According to the department, moisture is drifting into the country from Botswana through Matabeleland North and Matabeleland South.
“This, coupled with the high temperatures over much of the country, should result in thunderstorms which may be violent in places and be coupled with strong winds, lightning, hail and heavy rains in some places,” said the Met Department in a weather advisory.
“This is normal for this time of the year, especially in a season which is expected to have normal to above-normal rains.”
Strong winds can blow of roofs, blow around loose debris and cause trees to fall.
“Avoid travelling in open trucks, being in the open field or under trees,” the department said. “If you urgently need to travel, take caution on the roads, as roads may be slippery, and contain hidden dangers covered by water, including fallen trees, utility poles and live wires.”
The public has been urged to follow weather updates or relevant information.
Meanwhile, farmers who planted early, but do not have irrigation are hopeful that the rains could help their crops that were starting to show signs of moisture stress.
Some of the farmers said they could be forced to replant if the high temperatures continued and their areas did not receive meaningful rains.
Zimbabwe Farmers Union, secretary-general Mr Paul Zakariya, yesterday said although some farmers had planted, the area was so insignificant as many were still concentrating on land preparations.
Most farmers who have planted rely on irrigation.
“The percentage of farmers who have started planting is small as most areas have not received significant rains,” said Mr Zakariya. “Farmers with irrigation can always water their crops.
“We also expect rains in some parts of the country during the next week.
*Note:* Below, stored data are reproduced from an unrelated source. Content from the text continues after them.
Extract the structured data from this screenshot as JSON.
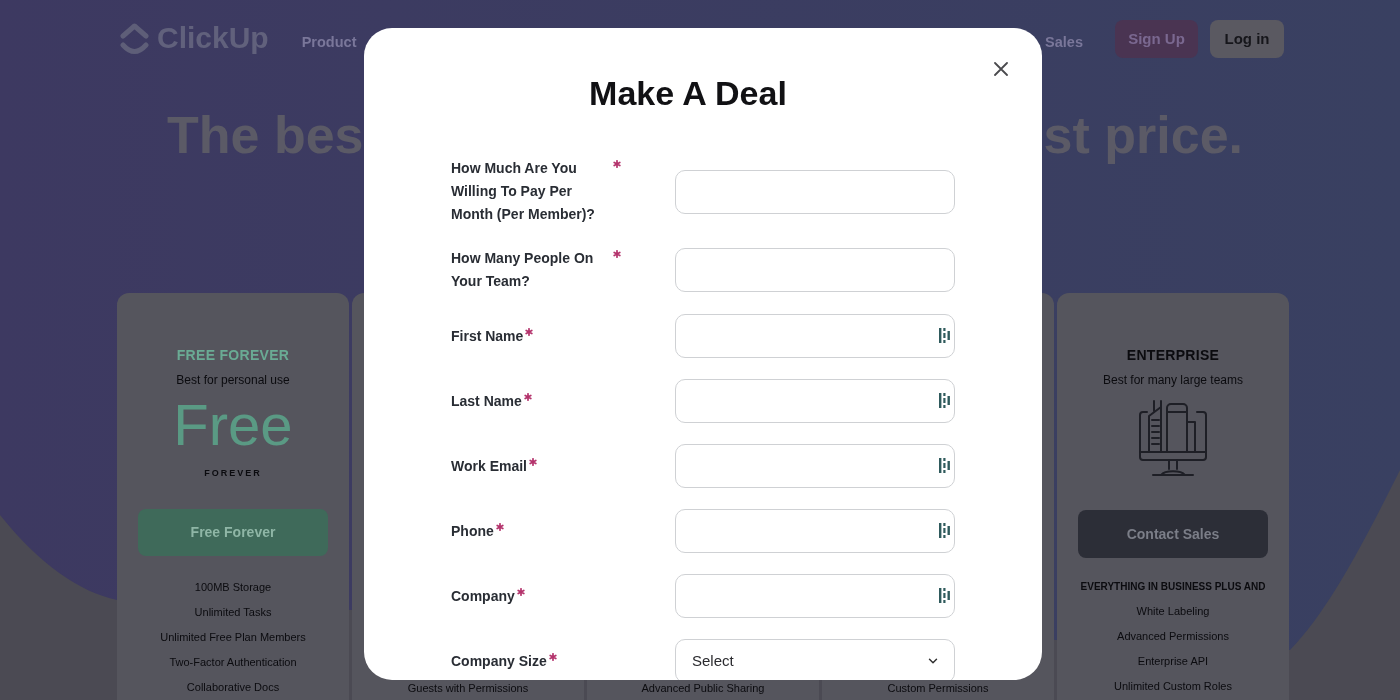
{
  "header": {
    "logo": "ClickUp",
    "nav_left": [
      {
        "label": "Product"
      }
    ],
    "nav_right": [
      {
        "label": "Sales"
      }
    ],
    "buttons": [
      {
        "label": "Sign Up",
        "kind": "signup"
      },
      {
        "label": "Log in",
        "kind": "login"
      }
    ]
  },
  "hero": {
    "headline_left": "The bes",
    "headline_right": "st price."
  },
  "plans": [
    {
      "kind": "free",
      "title": "FREE FOREVER",
      "subtitle": "Best for personal use",
      "price": "Free",
      "price_note": "FOREVER",
      "button": "Free Forever",
      "features": [
        "100MB Storage",
        "Unlimited Tasks",
        "Unlimited Free Plan Members",
        "Two-Factor Authentication",
        "Collaborative Docs"
      ]
    },
    {
      "kind": "covered",
      "features": [
        "Guests with Permissions"
      ]
    },
    {
      "kind": "covered",
      "features": [
        "Advanced Public Sharing"
      ]
    },
    {
      "kind": "covered",
      "features": [
        "Custom Permissions"
      ]
    },
    {
      "kind": "enterprise",
      "title": "ENTERPRISE",
      "subtitle": "Best for many large teams",
      "button": "Contact Sales",
      "features_heading": "EVERYTHING IN BUSINESS PLUS AND",
      "features": [
        "White Labeling",
        "Advanced Permissions",
        "Enterprise API",
        "Unlimited Custom Roles"
      ]
    }
  ],
  "modal": {
    "title": "Make A Deal",
    "fields": [
      {
        "label": "How Much Are You Willing To Pay Per Month (Per Member)?",
        "kind": "plain",
        "required": true
      },
      {
        "label": "How Many People On Your Team?",
        "kind": "plain",
        "required": true
      },
      {
        "label": "First Name",
        "kind": "autofill",
        "required": true
      },
      {
        "label": "Last Name",
        "kind": "autofill",
        "required": true
      },
      {
        "label": "Work Email",
        "kind": "autofill",
        "required": true
      },
      {
        "label": "Phone",
        "kind": "autofill",
        "required": true
      },
      {
        "label": "Company",
        "kind": "autofill",
        "required": true
      },
      {
        "label": "Company Size",
        "kind": "select",
        "required": true,
        "value": "Select"
      }
    ]
  }
}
Land preparation is taking the centre stage at the moment and there will not be any crisis due to the high temperatures.
“Actually, we need the heat so we can have rains.”
Zimbabwe Commercial Farmers Union president Dr Shadreck Makombe said some farmers had planted dry land tobacco and the crop had been affected by the high temperatures.
“Some of those who had planted early are thinking of replanting. Those who planted early expected the rainfall season to be exactly like last year, but it appears there are some fluctuations.”